Вторая особенность семиотики транзитности – это включенный в нее элемент темпоральности. Само проникновение сквозь медиум – это процесс. Письмо в принципе оторвано от времени. Именно эта элиминация временного позволила, по мнению, например, Деррида, возникнуть геометрии как абстракции, «не имеющей происхождения» и прямой связи с субъектом:
Именно возможность письма обеспечит абсолютную традиционализацию объекта, его абсолютную идеальную объективность, то есть чистоту его отношения с универсальной трансцендентальной субъективностью; обеспечит, освобождая смысл от его наличной очевидности для реального субъекта и от наличного обращения внутри определенного сообщества. ‹…› скриптуральная пространство-временность ‹…› довершает и освящает существование некоей чистой трансцендентальной историчности.

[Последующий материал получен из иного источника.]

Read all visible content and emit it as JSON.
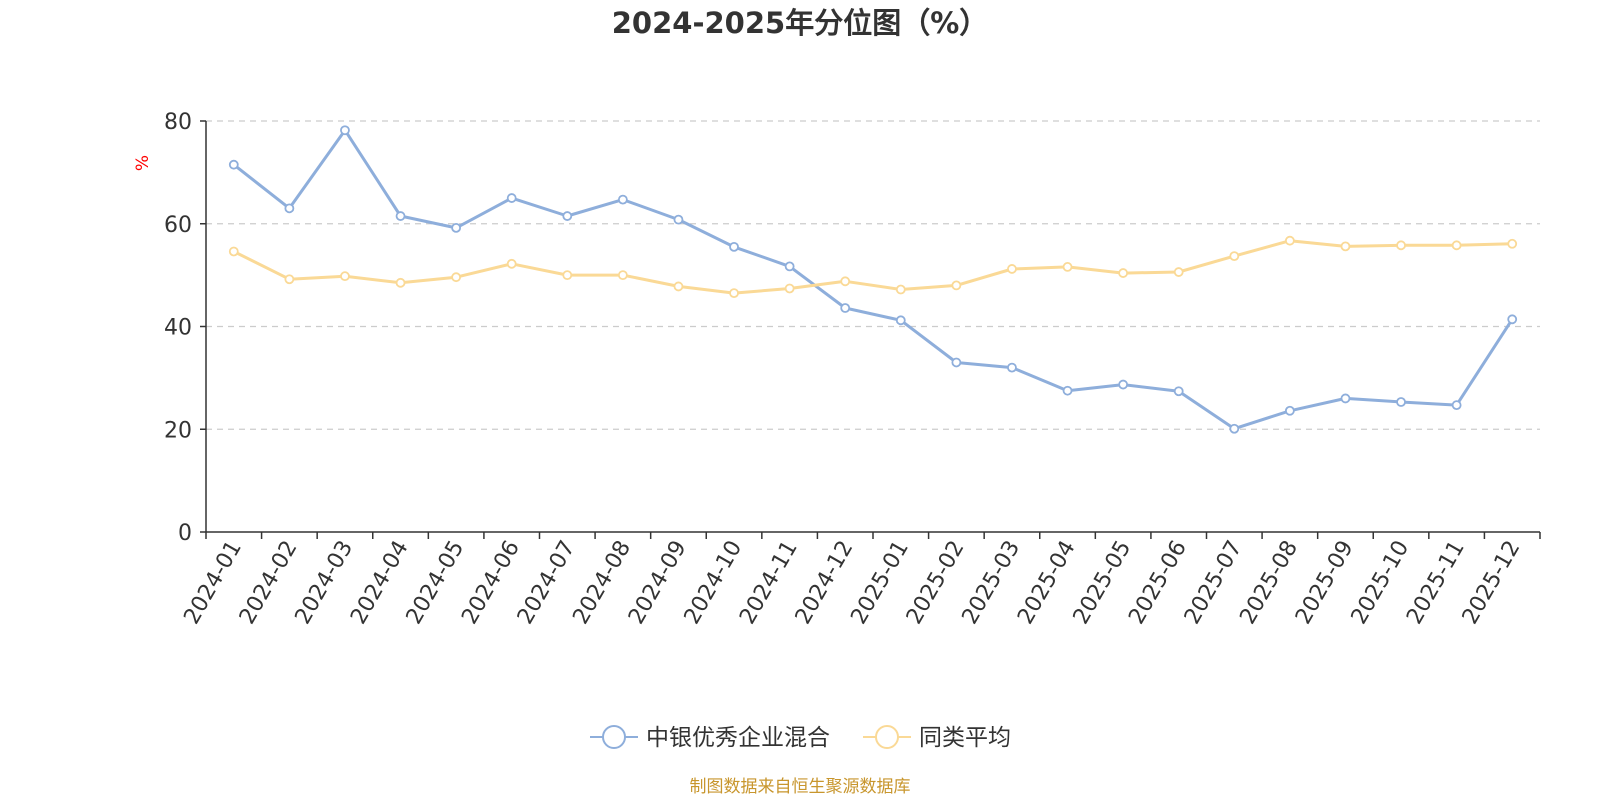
{
  "chart_data": {
    "type": "line",
    "title": "2024-2025年分位图（%）",
    "ylabel": "%",
    "xlabel": "",
    "ylim": [
      0,
      80
    ],
    "yticks": [
      0,
      20,
      40,
      60,
      80
    ],
    "grid": true,
    "legend_position": "bottom",
    "categories": [
      "2024-01",
      "2024-02",
      "2024-03",
      "2024-04",
      "2024-05",
      "2024-06",
      "2024-07",
      "2024-08",
      "2024-09",
      "2024-10",
      "2024-11",
      "2024-12",
      "2025-01",
      "2025-02",
      "2025-03",
      "2025-04",
      "2025-05",
      "2025-06",
      "2025-07",
      "2025-08",
      "2025-09",
      "2025-10",
      "2025-11",
      "2025-12"
    ],
    "series": [
      {
        "name": "中银优秀企业混合",
        "color": "#8eaedb",
        "values": [
          71.5,
          63.0,
          78.2,
          61.5,
          59.2,
          65.0,
          61.5,
          64.7,
          60.8,
          55.5,
          51.7,
          43.6,
          41.2,
          33.0,
          32.0,
          27.5,
          28.7,
          27.4,
          20.1,
          23.6,
          26.0,
          25.3,
          24.7,
          41.4
        ]
      },
      {
        "name": "同类平均",
        "color": "#fad996",
        "values": [
          54.6,
          49.2,
          49.8,
          48.5,
          49.6,
          52.2,
          50.0,
          50.0,
          47.8,
          46.5,
          47.4,
          48.8,
          47.2,
          48.0,
          51.2,
          51.6,
          50.4,
          50.6,
          53.7,
          56.7,
          55.6,
          55.8,
          55.8,
          56.1
        ]
      }
    ],
    "source_note": "制图数据来自恒生聚源数据库"
  },
  "colors": {
    "axis": "#333333",
    "grid": "#cccccc",
    "marker_fill": "#ffffff"
  }
}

Без окончательной объективации, возможность которой создается письмом, любой язык остался бы пленником фактичной и наличной интенциональности какого‐нибудь говорящего субъекта или какого‐нибудь сообщества говорящих субъектов. Абсолютно виртуализируя диалог, письмо создает определенного рода автономное трансцендентальное поле, в котором может и не быть никакого наличного субъекта[184].
Ил. 34
Деррида, в частности, показал, что объективность и идеальность геометрических фигур, невозможность говорить об их происхождении связаны с подавлением «историчности» в письме, утрачивающем связь с устным истоком речи.
Но у Пригова письмо постоянно связывается с идеей происхождения, которое имеет темпоральный характер. В некоторых его работах, организованных в серии, т. е. включающих темпоральность, таких, как идеальные инсталляции, Пригов прямо работает с генезисом геометрических фигур. В качестве примера приведу цикл по мотивам Малевича (Ил. 34). Сошлюсь также на его графическую серию «Линии» (Ил. 35–40). Именно связь с генезисом, характерная для семиотики транзитности, и помещает письмо Пригова на грань изобразительности, в которой связь с творением, обнаружением, присутствием еще не утрачена, как в типографской печати газетного или книжного типа.
Язык у Пригова не обладает прозрачностью «обыкновенного» коммуникативного языка и заставляет вспомнить об описании магического языка, данном Вальтером Беньямином. Беньямин, как известно, различал два типа языка: язык «как таковой», прямо восходящий к богу-творцу, творящему мир словом, и язык людей, служащий для коммуникации между людьми. Первичный язык «как таковой» ни к кому не обращен, в нем лишь выражается духовная сущность вещей. Именно этот язык творения Беньямин связывал с магией. Вторичный язык людей является результатом перевода первого и связан с референцией – немотивированным обозначением, предназначенным для получателя сообщения. Язык же «как таковой» не коммуникативен, он исключительно экспрессивен. Он выражает сущность. Беньямин писал:
‹…› всякий язык коммуникативен по отношению лишь к самому себе. Или точнее, всякий язык – это коммуникация себя в себе; это в самом чистом смысле слова медиум коммуникации[185].
Эта чистая самокоммуникация, самоэкспрессия выражается у Беньямина в имени, не имеющем референтного коммуникативного значения, но лишь значение самомедиирующей сущности именованного.